The proposition expressed by the title is what I've found recently. Anyone who has or knows similar ideas please let me know. Other comments are also welcome.
A paraphrase of solipsism: no one is possible to know what anyone else knows. More precisely, for any $x$ and $y$, if $x$ is not $y$ then it is impossible that $x$ knows what $y$ knows. In formula: \[\forall x\forall y(x\neq y\rightarrow\forall p\neg\Diamond(K_{x}K_{y}p\lor K_{x}\neg K_{y}p))\]

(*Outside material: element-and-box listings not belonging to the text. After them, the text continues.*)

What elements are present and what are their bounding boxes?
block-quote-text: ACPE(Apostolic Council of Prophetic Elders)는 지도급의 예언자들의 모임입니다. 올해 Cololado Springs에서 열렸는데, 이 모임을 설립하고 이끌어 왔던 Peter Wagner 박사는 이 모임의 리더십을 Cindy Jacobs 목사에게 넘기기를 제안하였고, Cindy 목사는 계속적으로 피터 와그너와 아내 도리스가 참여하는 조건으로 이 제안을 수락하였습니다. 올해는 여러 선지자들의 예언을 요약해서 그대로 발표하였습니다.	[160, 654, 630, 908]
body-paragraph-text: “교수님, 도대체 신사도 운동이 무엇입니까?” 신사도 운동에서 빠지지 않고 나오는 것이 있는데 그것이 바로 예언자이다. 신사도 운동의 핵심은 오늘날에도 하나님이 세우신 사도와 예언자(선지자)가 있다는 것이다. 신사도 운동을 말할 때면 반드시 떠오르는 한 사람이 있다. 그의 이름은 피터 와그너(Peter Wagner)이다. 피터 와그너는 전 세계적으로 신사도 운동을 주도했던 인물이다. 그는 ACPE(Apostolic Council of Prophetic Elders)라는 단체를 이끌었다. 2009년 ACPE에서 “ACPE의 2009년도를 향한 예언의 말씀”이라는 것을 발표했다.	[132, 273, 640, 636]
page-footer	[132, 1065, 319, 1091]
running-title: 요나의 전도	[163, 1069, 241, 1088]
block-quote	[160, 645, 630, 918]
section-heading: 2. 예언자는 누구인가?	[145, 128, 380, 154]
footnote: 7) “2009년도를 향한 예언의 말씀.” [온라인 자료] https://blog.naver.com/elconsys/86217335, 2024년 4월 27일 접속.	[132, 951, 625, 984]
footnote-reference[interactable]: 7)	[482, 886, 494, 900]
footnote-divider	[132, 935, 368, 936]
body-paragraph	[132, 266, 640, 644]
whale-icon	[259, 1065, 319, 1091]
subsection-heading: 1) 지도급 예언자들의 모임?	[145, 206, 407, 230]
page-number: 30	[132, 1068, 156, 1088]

Let's denote the formula by $S$. Assuming
(a) $\vdash\Box\varphi\rightarrow\varphi$, we have \[\forall x\forall y(x\neq y\rightarrow\forall p(\neg K_{x}K_{y}p\land\neg K_{x}\neg K_{y}p))\]
Let's denote it by $S'$. Thus $\vdash S\rightarrow S'$. Suppose $a\neq b$. From $S'$ it follows that
(1) $\forall p(\neg K_{a}K_{b}p\land\neg K_{a}\neg K_{b}p)$, and
(2) $\forall p(\neg K_{b}K_{a}p\land\neg K_{b}\neg K_{a}p)$.
From (1) we have
(3) $\neg K_{a}K_{b}p\land\neg K_{a}\neg K_{b}p$, which implies that
(4) $\neg K_{a}K_{b}p$
From (2) by substituting $K_{b}p$ for $p$ we have
(5) $\neg K_{b}K_{a}K_{b}p\land\neg K_{b}\neg K_{a}K_{b}p$, which implies that
(6) $\neg K_{b}\neg K_{a}K_{b}p$ Let's denote $\neg K_{a}K_{b}p$ by $P$. Then we have
(7) $\vdash S\rightarrow P$, and
(8) $\vdash S\rightarrow\neg K_{b}P$ Assuming the rule
(b) $\vdash \varphi\rightarrow\psi\Longrightarrow\ \vdash K\varphi\rightarrow K\psi$,
from (7) we have
(9) $\vdash K_{b}S\rightarrow K_{b}P$. Assuming
(c) $\vdash K\varphi\rightarrow\varphi$, it follows from (8) that
(10) $\vdash K_{b}S\rightarrow\neg K_{b}P$ Now (9) and (10) together imply that
(11) $\vdash\neg K_{b}S$. Assuming the rule
(d) $\vdash\varphi\Longrightarrow\ \vdash\Box\varphi$, we have
(12) $\vdash\neg\Diamond K_{b}S$ Note that $b$ can be arbitrary. Therefore,
(13) $\vdash\forall x\neg\Diamond K_{x}S$, which means that $S$ is unknowable. In arriving at the conclusion, we only assumed (a)--(d), which are all plausible for modal logic and epistemic logic.